• Tidak ada hasil yang ditemukan

PENGARUH SOSIAL BUDAYA

B. Pengaruh Budaya Daerah

4. Budaya Bugis Makasar

a. Sejarah Berdirinya Suku Bugis di Indonesia

Bugis adalah suku yang tergolong ke dalam suku-suku Deutero Melayu. Masuk ke Nusantara setelah gelombang migrasi pertama dari daratan Asia tepatnya Yunan. Kata

“Bugis” berasal dari kata To Ugi, yang berarti orang Bugis. Penamaan “ugi” merujuk pada

raja pertama kerajaan Cina yang terdapat di Pammana, Kabupaten Wajo saat ini, yaitu La Sattumpugi.

Ketika rakyat La Sattumpugi menamakan dirinya, maka mereka merujuk pada raja mereka. Mereka menjuluki dirinya sebagai To Ugi atau orang-orang atau pengikut dari La Sattumpugi. La Sattumpugi adalah ayah dari We Cudai dan bersaudara dengan Batara Lattu, ayahanda dari Sawerigading. Sawerigading sendiri adalah suami dari We Cudai dan melahirkan beberapa anak termasuk La Galigo yang membuat karya sastra terbesar di dunia dengan jumlah kurang lebih 9000 halaman folio.

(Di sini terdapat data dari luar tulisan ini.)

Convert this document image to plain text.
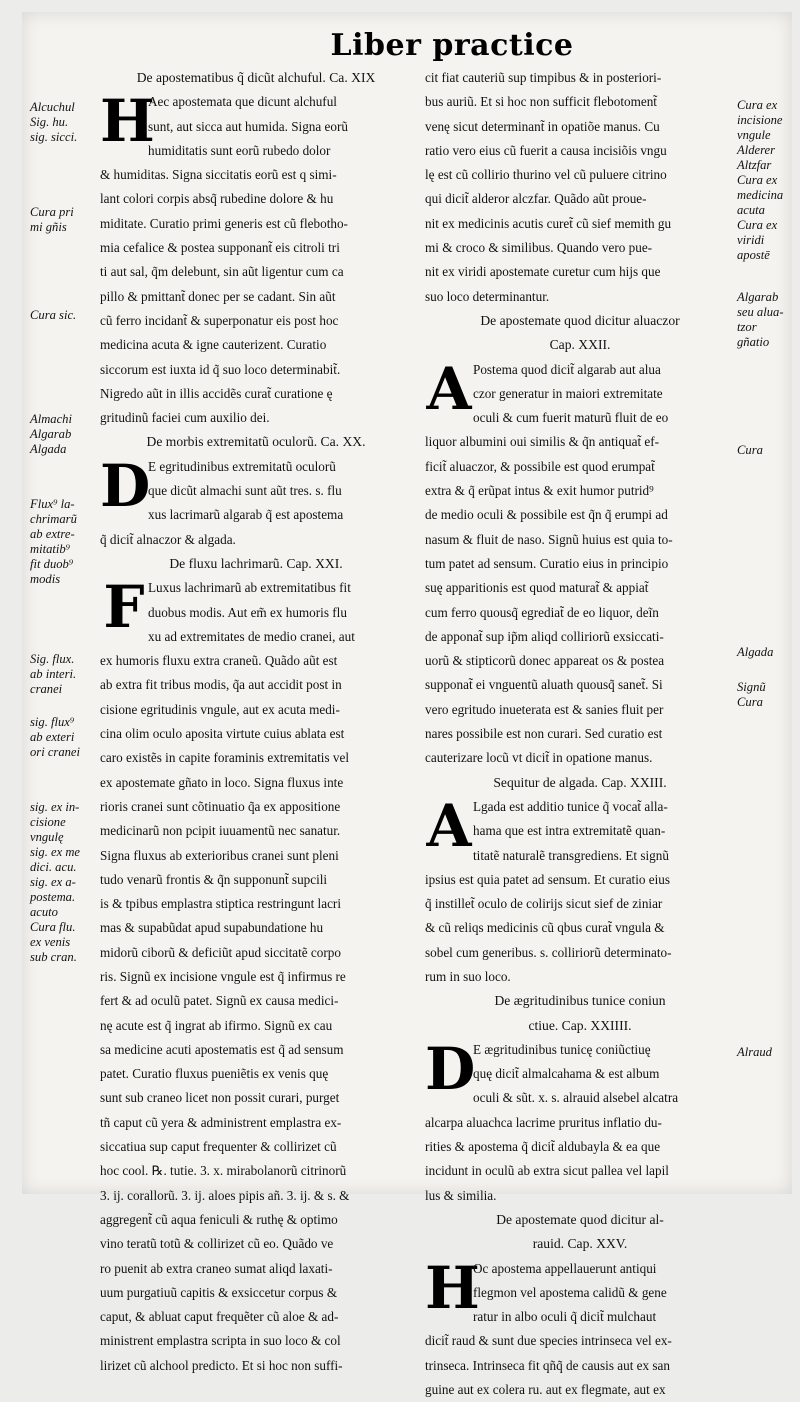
Liber practice
De apostematibus q̃ dicũt alchuful. Ca. XIX
H
Aec apostemata que dicunt alchuful
sunt, aut sicca aut humida. Signa eorũ
humiditatis sunt eorũ rubedo dolor
& humiditas. Signa siccitatis eorũ est q simi-
lant colori corpis absq̃ rubedine dolore & hu
miditate. Curatio primi generis est cũ flebotho-
mia cefalice & postea supponant̃ eis citroli tri
ti aut sal, q̃m delebunt, sin aũt ligentur cum ca
pillo & pmittant̃ donec per se cadant. Sin aũt
cũ ferro incidant̃ & superponatur eis post hoc
medicina acuta & igne cauterizent. Curatio
siccorum est iuxta id q̃ suo loco determinabit̃.
Nigredo aũt in illis accidẽs curat̃ curatione ę
gritudinũ faciei cum auxilio dei.
De morbis extremitatũ oculorũ. Ca. XX.
D
E egritudinibus extremitatũ oculorũ
que dicũt almachi sunt aũt tres. s. flu
xus lacrimarũ algarab q̃ est apostema
q̃ dicit̃ alnaczor & algada.
De fluxu lachrimarũ. Cap. XXI.
F Luxus lachrimarũ ab extremitatibus fit
duobus modis. Aut em̃ ex humoris flu
xu ad extremitates de medio cranei, aut
ex humoris fluxu extra craneũ. Quãdo aũt est
ab extra fit tribus modis, q̃a aut accidit post in
cisione egritudinis vngule, aut ex acuta medi-
cina olim oculo aposita virtute cuius ablata est
caro existẽs in capite foraminis extremitatis vel
ex apostemate gñato in loco. Signa fluxus inte
rioris cranei sunt cõtinuatio q̃a ex appositione
medicinarũ non pcipit iuuamentũ nec sanatur.
Signa fluxus ab exterioribus cranei sunt pleni
tudo venarũ frontis & q̃n supponunt̃ supcili
is & tpibus emplastra stiptica restringunt lacri
mas & supabũdat apud supabundatione hu
midorũ ciborũ & deficiũt apud siccitatẽ corpo
ris. Signũ ex incisione vngule est q̃ infirmus re
fert & ad oculũ patet. Signũ ex causa medici-
nę acute est q̃ ingrat ab ifirmo. Signũ ex cau
sa medicine acuti apostematis est q̃ ad sensum
patet. Curatio fluxus pueniẽtis ex venis quę
sunt sub craneo licet non possit curari, purget
tñ caput cũ yera & administrent emplastra ex-
siccatiua sup caput frequenter & collirizet cũ
hoc cool. ℞. tutie. 3. x. mirabolanorũ citrinorũ
3. ij. corallorũ. 3. ij. aloes pipis añ. 3. ij. & s. &
aggregent̃ cũ aqua feniculi & ruthę & optimo
vino teratũ totũ & collirizet cũ eo. Quãdo ve
ro puenit ab extra craneo sumat aliqd laxati-
uum purgatiuũ capitis & exsiccetur corpus &
caput, & abluat caput frequẽter cũ aloe & ad-
ministrent emplastra scripta in suo loco & col
lirizet cũ alchool predicto. Et si hoc non suffi-
cit fiat cauteriũ sup timpibus & in posteriori-
bus auriũ. Et si hoc non sufficit flebotoment̃
venę sicut determinant̃ in opatiõe manus. Cu
ratio vero eius cũ fuerit a causa incisiõis vngu
lę est cũ collirio thurino vel cũ puluere citrino
qui dicit̃ alderor alczfar. Quãdo aũt proue-
nit ex medicinis acutis curet̃ cũ sief memith gu
mi & croco & similibus. Quando vero pue-
nit ex viridi apostemate curetur cum hijs que
suo loco determinantur.
De apostemate quod dicitur aluaczor
Cap. XXII.
A Postema quod dicit̃ algarab aut alua
czor generatur in maiori extremitate
oculi & cum fuerit maturũ fluit de eo
liquor albumini oui similis & q̃n antiquat̃ ef-
ficit̃ aluaczor, & possibile est quod erumpat̃
extra & q̃ erũpat intus & exit humor putrid⁹
de medio oculi & possibile est q̃n q̃ erumpi ad
nasum & fluit de naso. Signũ huius est quia to-
tum patet ad sensum. Curatio eius in principio
suę apparitionis est quod maturat̃ & appiat̃
cum ferro quousq̃ egrediat̃ de eo liquor, deĩn
de apponat̃ sup ip̃m aliqd colliriorũ exsiccati-
uorũ & stipticorũ donec appareat os & postea
supponat̃ ei vnguentũ aluath quousq̃ sanet̃. Si
vero egritudo inueterata est & sanies fluit per
nares possibile est non curari. Sed curatio est
cauterizare locũ vt dicit̃ in opatione manus.
Sequitur de algada. Cap. XXIII.
A Lgada est additio tunice q̃ vocat̃ alla-
hama que est intra extremitatẽ quan-
titatẽ naturalẽ transgrediens. Et signũ
ipsius est quia patet ad sensum. Et curatio eius
q̃ instillet̃ oculo de colirijs sicut sief de ziniar
& cũ reliqs medicinis cũ qbus curat̃ vngula &
sobel cum generibus. s. colliriorũ determinato-
rum in suo loco.
De ægritudinibus tunice coniun
ctiue. Cap. XXIIII.
D
E ægritudinibus tunicę coniũctiuę
quę dicit̃ almalcahama & est album
oculi & sũt. x. s. alrauid alsebel alcatra
alcarpa aluachca lacrime pruritus inflatio du-
rities & apostema q̃ dicit̃ aldubayla & ea que
incidunt in oculũ ab extra sicut pallea vel lapil
lus & similia.
De apostemate quod dicitur al-
rauid. Cap. XXV.
H
Oc apostema appellauerunt antiqui
flegmon vel apostema calidũ & gene
ratur in albo oculi q̃ dicit̃ mulchaut
dicit̃ raud & sunt due species intrinseca vel ex-
trinseca. Intrinseca fit qñq̃ de causis aut ex san
guine aut ex colera ru. aut ex flegmate, aut ex
Alcuchul
Sig. hu.
sig. sicci.
Cura pri
mi gñis
Cura sic.
Almachi
Algarab
Algada
Flux⁹ la-
chrimarũ
ab extre-
mitatib⁹
fit duob⁹
modis
Sig. flux.
ab interi.
cranei
sig. flux⁹
ab exteri
ori cranei
sig. ex in-
cisione
vngulę
sig. ex me
dici. acu.
sig. ex a-
postema.
acuto
Cura flu.
ex venis
sub cran.
Cura ex
incisione
vngule
Alderer
Altzfar
Cura ex
medicina
acuta
Cura ex
viridi
apostē
Algarab
seu alua-
tzor
gñatio
Cura
Algada
Signũ
Cura
Alraud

Sawerigading Opunna Ware (Yang dipertuan di Ware) adalah kisah yang tertuang dalam karya sastra I La Galigo dalam tradisi masyarakat Bugis. Kisah Sawerigading juga dikenal dalam tradisi masyarakat Luwuk, Kaili, Gorontalo dan beberapa tradisi lain di Sulawesi seperti Buton.

Sebenarnya antara suku Bugis dan Makassar terdapat perbedaan yang mencolok, namun kesamaannya lebih besar dari pada perbedaannya dilihat dari persepsi orang lain di luar suku ini. Sebagai pelaut suku ini lebih sering bertebal muka dengan orang lain, namun untuk prinsip tertentu akan berakibat fatal, hal ini karena mereka memiliki budaya Siri sebagai penebusan rasa ketersinggungan, yaitu bila harkat keberadaan dirinya terlalu terinjak. Misalnya menjaga keperawanan anak mereka.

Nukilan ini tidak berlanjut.